Practitioner Engagement Tips for Implementing PROs
- Use PROs to create clinical efficiencies. The number one reason for resistance to PROs is that they are concerned about money or time. Having an automated PRO system can help you save both. Shehzad Niazi, MD, a psychiatrist and internist with Mayo Clinic Jacksonville (Fla.), created a PRO questionnaire to measure patient depression and anxiety. The information gathered through the questionnaire is used to inform patient visits and has resulted in an average reduction of 15 minutes per patient evaluation, freeing up time for physicians. As a result of Dr. Niazi’s PRO program, Mayo has implemented these PROs system wide.
- Integrate data with the EHR. Resistance to the implementation of the PROs occur when there are technological barriers to adoption. When integrated properly into care, PROs can trigger alerts. James Willig, MD, an associate professor and infectious disease specialist with the University of Alabama at Birmingham, uses an electronic PRO survey to measure symptoms like depression, anxiety and suicidal ideation among HIV patients. The surveys are used to trigger a member of the clinic's psychiatry team to join patient consultations for support when appropriate.
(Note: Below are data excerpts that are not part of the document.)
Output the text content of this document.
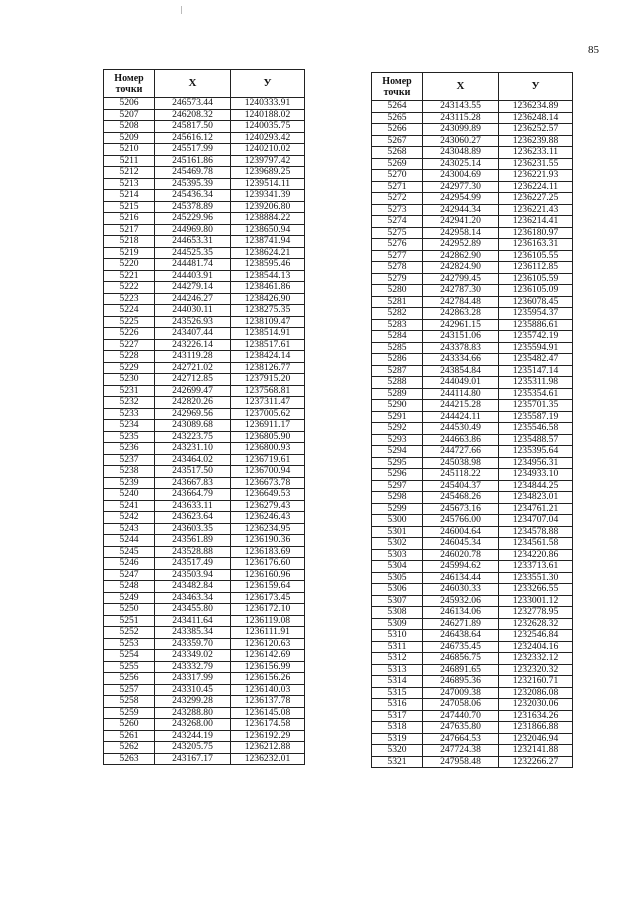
85
Номер
точки	X	У
5206	246573.44	1240333.91
5207	246208.32	1240188.02
5208	245817.50	1240035.75
5209	245616.12	1240293.42
5210	245517.99	1240210.02
5211	245161.86	1239797.42
5212	245469.78	1239689.25
5213	245395.39	1239514.11
5214	245436.34	1239341.39
5215	245378.89	1239206.80
5216	245229.96	1238884.22
5217	244969.80	1238650.94
5218	244653.31	1238741.94
5219	244525.35	1238624.21
5220	244481.74	1238595.46
5221	244403.91	1238544.13
5222	244279.14	1238461.86
5223	244246.27	1238426.90
5224	244030.11	1238275.35
5225	243526.93	1238109.47
5226	243407.44	1238514.91
5227	243226.14	1238517.61
5228	243119.28	1238424.14
5229	242721.02	1238126.77
5230	242712.85	1237915.20
5231	242699.47	1237568.81
5232	242820.26	1237311.47
5233	242969.56	1237005.62
5234	243089.68	1236911.17
5235	243223.75	1236805.90
5236	243231.10	1236800.93
5237	243464.02	1236719.61
5238	243517.50	1236700.94
5239	243667.83	1236673.78
5240	243664.79	1236649.53
5241	243633.11	1236279.43
5242	243623.64	1236246.43
5243	243603.35	1236234.95
5244	243561.89	1236190.36
5245	243528.88	1236183.69
5246	243517.49	1236176.60
5247	243503.94	1236160.96
5248	243482.84	1236159.64
5249	243463.34	1236173.45
5250	243455.80	1236172.10
5251	243411.64	1236119.08
5252	243385.34	1236111.91
5253	243359.70	1236120.63
5254	243349.02	1236142.69
5255	243332.79	1236156.99
5256	243317.99	1236156.26
5257	243310.45	1236140.03
5258	243299.28	1236137.78
5259	243288.80	1236145.08
5260	243268.00	1236174.58
5261	243244.19	1236192.29
5262	243205.75	1236212.88
5263	243167.17	1236232.01
Номер
точки	X	У
5264	243143.55	1236234.89
5265	243115.28	1236248.14
5266	243099.89	1236252.57
5267	243060.27	1236239.88
5268	243048.89	1236233.11
5269	243025.14	1236231.55
5270	243004.69	1236221.93
5271	242977.30	1236224.11
5272	242954.99	1236227.25
5273	242944.34	1236221.43
5274	242941.20	1236214.41
5275	242958.14	1236180.97
5276	242952.89	1236163.31
5277	242862.90	1236105.55
5278	242824.90	1236112.85
5279	242799.45	1236105.59
5280	242787.30	1236105.09
5281	242784.48	1236078.45
5282	242863.28	1235954.37
5283	242961.15	1235886.61
5284	243151.06	1235742.19
5285	243378.83	1235594.91
5286	243334.66	1235482.47
5287	243854.84	1235147.14
5288	244049.01	1235311.98
5289	244114.80	1235354.61
5290	244215.28	1235701.35
5291	244424.11	1235587.19
5292	244530.49	1235546.58
5293	244663.86	1235488.57
5294	244727.66	1235395.64
5295	245038.98	1234956.31
5296	245118.22	1234933.10
5297	245404.37	1234844.25
5298	245468.26	1234823.01
5299	245673.16	1234761.21
5300	245766.00	1234707.04
5301	246004.64	1234578.88
5302	246045.34	1234561.58
5303	246020.78	1234220.86
5304	245994.62	1233713.61
5305	246134.44	1233551.30
5306	246030.33	1233266.55
5307	245932.06	1233001.12
5308	246134.06	1232778.95
5309	246271.89	1232628.32
5310	246438.64	1232546.84
5311	246735.45	1232404.16
5312	246856.75	1232332.12
5313	246891.65	1232320.32
5314	246895.36	1232160.71
5315	247009.38	1232086.08
5316	247058.06	1232030.06
5317	247440.70	1231634.26
5318	247635.80	1231866.88
5319	247664.53	1232046.94
5320	247724.38	1232141.88
5321	247958.48	1232266.27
- Ensure that PROs are clinically relevant. Practitioners want clinically relevant tools and PROs can be tremendously effective in shared-decision making, decision support and outcomes measurement. John Spertus, MD, a cardiologist at Saint Luke's Mid America Heart Institute in Kansas City, Mo., and his colleagues use quality-of-life PRO information gathered from patients, as well as data on outcomes for heart failure and stroke compiled in clinical trials. Since the program was implemented in 2002, it has resulted in changes in patient behaviors, which have subsequently contributed to a 45 percent reduction in adverse outcomes among heart failure patients.